The Government debt-to-income ratio has declined from a peak of 166 per cent of GNI*, an indicator of the size of our economy that strips out the activities of multinationals, to 104 per cent in 2018.
At the same time, the low interest rate environment has allowed the State service that debt at a low cost.
Despite those improvements, the authors note that Irish debt remains high by historic and international comparisons.
“The current macroeconomic environment facing the Irish economy is unusually uncertain. Although central forecasts are positive, the balance of risks to those projections is firmly weighed to the downside,” the authors said.
In their letter, the authors modelled the scenarios of a disorderly Brexit and a reduction in corporation taxes separately. However, they noted that if both scenarios were to play out at the same time, “the effects on the economy and public finances would be magnified compared to the results we report”.
Under the disorderly-Brexit scenario, the authors noted that it would have negative implications for output and employment and lead to a reduction in consumer spending and investment. That would have the effect of reducing the level of output in the Irish economy by about 4 per cent in the short term and by 6 per cent after 10 years. The unemployment rate, meanwhile, would rise by more than 2 percentage points.
“The persistence of a debt-to-income ratio of greater than 90 per cent into the middle of the next decade would increase the vulnerability of the Irish economy and public finances to further shocks. There would also be an additional direct burden on the economy owing to the cost of financing a higher level of debt.”
Under their second scenario, encompassing a decline in corporation tax receipts, the authors flagged concern that this tax heading has become concentrated among a small number of multinationals.
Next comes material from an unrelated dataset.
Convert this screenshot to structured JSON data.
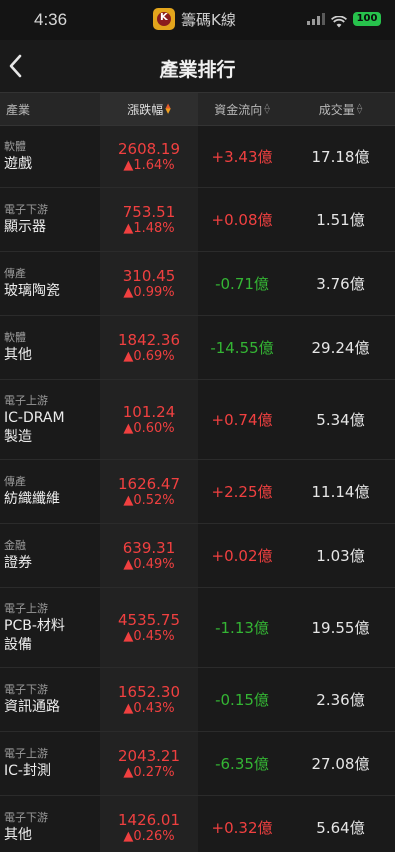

In 2018, the top 10 taxpayers accounted for more than 40 per cent of corporation tax revenue.
The authors assume a permanent €3 billion reduction in corporation tax revenue from 2019, a figure they consider to be conservative.
And as for suggestions on how to avoid these shocks, the authors have added their voices to an increasingly loud chorus of economists and experts who have called on the Government to use windfall fiscal revenues only for debt reduction, rather than for Government spending.
“This applies in particular to corporation tax given the uncertainty over the sustainability of the increases in revenues since 2015. Unexpected gains from this source should be saved rather than used to fund long-lasting spending commitments,” they said, adding that such a move would put the public finances on a sounder footing.